Entrepreneurial competencies
Entrepreneurial competencies are the knowledge, skills and attitudes that help a person start a company. These competencies encapsulate the mindset and know-how for identifying opportunities, creative problem solving, taking initiative, communicating, reflecting, adapting, and attitudes such as curiosity, open-mindedness, proactivity, flexibility, determination, and resilience. While some believe that entrepreneurs are born, there is robust evidence that such entrepreneurial competencies and “the entrepreneurial mindset” can be taught.
Not everyone wants to be an entrepreneur, but entrepreneurial competencies not only help people to start their own businesses, they help boost employability. Entrepreneurial competencies are transferable skills that help people succeed in diverse careers. They equip people to be proactive and to successfully navigate uncertainty and overcome resource constraints – all elements characteristic of businesses and organisations in the current environment.
Fostering the entrepreneurial mindset
First, it is important to offer work experience in small businesses, so it was good to see that the Kickstarter scheme was expanded in January and which makes it easier for small businesses to apply. This way young people while getting work experience also become familiar with the more flexible working environments of small firms that typically offer more complex and interesting tasks to work on, because work is much less centralised and compartmentalised than in large firms.
Second, existing schemes (Kickstarter, apprenticeships) could be complemented with dedicated interactive training modules to develop entrepreneurial competencies. These should not be centred on “starting a business” but rather on helping people to develop and sell their ideas, to understand entrepreneurship as a process and as an approach to problem-solving and making projects happen – competencies useful for all employment.
Third, an expansion of existing schemes is needed to recognise setting up one’s business or social enterprise as a valuable learning experience in its own right and to provide support to young people who have an idea they want to pursue. Before COVID, around 8% of 18-24 years olds in the UK were involved in setting up their own businesses and many more have start-up ideas that could offer learning opportunities.
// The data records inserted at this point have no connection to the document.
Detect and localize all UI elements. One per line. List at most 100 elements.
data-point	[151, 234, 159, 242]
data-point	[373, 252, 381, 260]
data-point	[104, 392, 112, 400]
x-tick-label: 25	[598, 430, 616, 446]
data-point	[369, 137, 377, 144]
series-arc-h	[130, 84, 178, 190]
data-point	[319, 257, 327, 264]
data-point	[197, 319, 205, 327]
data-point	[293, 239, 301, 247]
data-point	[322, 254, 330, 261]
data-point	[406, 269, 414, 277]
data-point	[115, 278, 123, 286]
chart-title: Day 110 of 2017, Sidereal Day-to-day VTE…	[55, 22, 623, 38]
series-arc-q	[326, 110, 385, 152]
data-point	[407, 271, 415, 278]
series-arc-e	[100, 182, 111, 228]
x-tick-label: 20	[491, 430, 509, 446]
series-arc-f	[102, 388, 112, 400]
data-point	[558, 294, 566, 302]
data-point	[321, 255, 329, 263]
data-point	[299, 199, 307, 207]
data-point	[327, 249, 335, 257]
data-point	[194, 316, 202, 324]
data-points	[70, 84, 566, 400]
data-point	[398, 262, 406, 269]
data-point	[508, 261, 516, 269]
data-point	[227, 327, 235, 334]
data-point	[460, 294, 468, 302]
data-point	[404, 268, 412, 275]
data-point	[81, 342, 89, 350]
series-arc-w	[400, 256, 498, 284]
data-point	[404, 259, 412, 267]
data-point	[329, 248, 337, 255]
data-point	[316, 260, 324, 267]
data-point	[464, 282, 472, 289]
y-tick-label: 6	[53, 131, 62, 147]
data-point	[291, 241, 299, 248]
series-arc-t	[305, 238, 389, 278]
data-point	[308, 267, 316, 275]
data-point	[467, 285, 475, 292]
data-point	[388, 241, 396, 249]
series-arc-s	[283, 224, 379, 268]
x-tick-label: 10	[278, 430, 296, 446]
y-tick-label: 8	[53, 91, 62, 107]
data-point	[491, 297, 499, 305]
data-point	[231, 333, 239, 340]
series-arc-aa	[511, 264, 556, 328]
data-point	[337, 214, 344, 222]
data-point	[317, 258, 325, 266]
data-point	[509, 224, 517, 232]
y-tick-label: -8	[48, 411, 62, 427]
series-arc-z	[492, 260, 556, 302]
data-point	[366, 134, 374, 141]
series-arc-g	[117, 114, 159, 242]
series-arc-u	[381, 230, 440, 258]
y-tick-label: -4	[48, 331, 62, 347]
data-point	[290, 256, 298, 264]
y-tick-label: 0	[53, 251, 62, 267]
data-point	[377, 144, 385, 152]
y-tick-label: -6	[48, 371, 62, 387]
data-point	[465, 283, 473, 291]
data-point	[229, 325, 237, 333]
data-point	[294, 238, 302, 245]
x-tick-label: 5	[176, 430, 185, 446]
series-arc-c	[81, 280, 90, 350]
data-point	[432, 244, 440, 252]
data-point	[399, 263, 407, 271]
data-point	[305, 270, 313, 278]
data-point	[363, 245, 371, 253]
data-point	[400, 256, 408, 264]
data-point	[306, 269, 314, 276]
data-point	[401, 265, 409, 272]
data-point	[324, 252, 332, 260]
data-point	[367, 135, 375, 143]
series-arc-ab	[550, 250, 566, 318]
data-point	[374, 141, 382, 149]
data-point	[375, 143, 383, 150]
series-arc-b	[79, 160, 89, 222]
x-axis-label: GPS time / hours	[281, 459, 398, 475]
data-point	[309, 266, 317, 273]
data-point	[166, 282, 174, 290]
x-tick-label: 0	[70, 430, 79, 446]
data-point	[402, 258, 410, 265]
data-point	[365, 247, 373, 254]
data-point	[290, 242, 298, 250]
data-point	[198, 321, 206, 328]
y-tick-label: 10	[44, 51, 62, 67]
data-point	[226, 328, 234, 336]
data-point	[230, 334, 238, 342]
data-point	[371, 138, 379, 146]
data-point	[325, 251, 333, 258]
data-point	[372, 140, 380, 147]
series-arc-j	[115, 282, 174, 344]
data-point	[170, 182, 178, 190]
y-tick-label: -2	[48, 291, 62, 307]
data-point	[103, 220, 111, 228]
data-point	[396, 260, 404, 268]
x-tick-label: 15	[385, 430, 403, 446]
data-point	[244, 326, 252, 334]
Indeed, young people who started entrepreneurial projects and businesses during the pandemic say it gave them a sense of control and helped with their mental health.
Inspiration on how to design such a “start-up apprenticeship” scheme could be drawn from start-up visas, the government scheme that allows people with innovative start-up ideas with the potential for growth to be granted UK visas, which has a model of timings and mechanisms of accountability for projects.
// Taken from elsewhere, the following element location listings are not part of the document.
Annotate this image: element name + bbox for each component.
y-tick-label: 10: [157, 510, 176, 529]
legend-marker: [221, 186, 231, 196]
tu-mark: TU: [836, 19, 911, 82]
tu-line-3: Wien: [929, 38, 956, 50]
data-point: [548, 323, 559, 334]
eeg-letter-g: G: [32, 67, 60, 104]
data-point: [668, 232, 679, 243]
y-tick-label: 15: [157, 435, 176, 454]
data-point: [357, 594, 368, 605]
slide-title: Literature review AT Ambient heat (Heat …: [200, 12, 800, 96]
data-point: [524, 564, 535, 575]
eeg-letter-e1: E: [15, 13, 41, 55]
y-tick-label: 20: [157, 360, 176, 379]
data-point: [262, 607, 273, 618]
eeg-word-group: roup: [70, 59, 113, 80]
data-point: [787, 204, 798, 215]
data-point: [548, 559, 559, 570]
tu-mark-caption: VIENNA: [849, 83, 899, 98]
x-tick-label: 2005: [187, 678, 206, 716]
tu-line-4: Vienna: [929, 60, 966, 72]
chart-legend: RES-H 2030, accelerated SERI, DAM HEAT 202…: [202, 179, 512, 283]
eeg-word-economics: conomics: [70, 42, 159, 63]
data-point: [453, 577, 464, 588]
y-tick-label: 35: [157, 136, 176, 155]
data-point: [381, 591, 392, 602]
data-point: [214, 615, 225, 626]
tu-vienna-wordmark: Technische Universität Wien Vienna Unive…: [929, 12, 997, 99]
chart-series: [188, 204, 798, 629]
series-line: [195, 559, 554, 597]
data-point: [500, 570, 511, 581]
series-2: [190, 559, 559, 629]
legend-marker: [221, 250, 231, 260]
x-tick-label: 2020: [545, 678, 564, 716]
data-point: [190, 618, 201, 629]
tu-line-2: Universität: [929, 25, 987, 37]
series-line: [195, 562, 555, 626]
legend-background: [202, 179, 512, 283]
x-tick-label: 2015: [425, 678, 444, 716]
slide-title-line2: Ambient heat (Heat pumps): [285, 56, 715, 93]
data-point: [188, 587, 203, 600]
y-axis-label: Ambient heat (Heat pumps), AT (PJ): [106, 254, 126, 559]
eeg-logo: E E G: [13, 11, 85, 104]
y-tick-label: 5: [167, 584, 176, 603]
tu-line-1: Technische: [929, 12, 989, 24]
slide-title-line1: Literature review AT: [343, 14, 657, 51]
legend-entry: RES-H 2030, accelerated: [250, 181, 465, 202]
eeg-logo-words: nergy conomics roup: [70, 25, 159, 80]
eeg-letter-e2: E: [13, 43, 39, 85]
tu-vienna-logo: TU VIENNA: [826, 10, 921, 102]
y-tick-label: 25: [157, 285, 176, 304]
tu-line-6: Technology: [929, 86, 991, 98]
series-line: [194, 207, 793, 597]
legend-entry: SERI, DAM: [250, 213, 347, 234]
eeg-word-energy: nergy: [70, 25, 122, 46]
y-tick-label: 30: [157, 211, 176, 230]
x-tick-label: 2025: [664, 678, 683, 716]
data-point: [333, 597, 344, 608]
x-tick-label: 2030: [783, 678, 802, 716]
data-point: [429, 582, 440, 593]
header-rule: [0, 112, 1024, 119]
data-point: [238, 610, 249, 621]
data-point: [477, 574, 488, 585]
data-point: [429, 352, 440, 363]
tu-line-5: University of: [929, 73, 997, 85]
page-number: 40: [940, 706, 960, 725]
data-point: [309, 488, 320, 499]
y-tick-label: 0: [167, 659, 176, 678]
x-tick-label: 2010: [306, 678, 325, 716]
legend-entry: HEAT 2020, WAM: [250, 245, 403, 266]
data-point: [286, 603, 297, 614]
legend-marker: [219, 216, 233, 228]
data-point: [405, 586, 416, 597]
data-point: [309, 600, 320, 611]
We are not arguing that everyone should become an entrepreneur and create their own job. The evidence indicates that pushing unemployed people to start businesses often results in low-quality start-ups and many young people would also benefit from work experience before starting a business. Yet there is a potentially large upside to equipping many more young people with entrepreneurial competencies: enabling them to lead potentially more fulfilled work-lives; providing a larger supply of desirable talent to businesses and organisations, and the potential for the creation of new jobs when those equipped with entrepreneurial competencies feel inclined to try out setting up their own organisation or business.
Yet the biggest upside is the avoidance of a lost generation and of limiting suffering from mental health problems – unemployment, even short spells, at a young age is not just an economic concern, it is a public health issue too.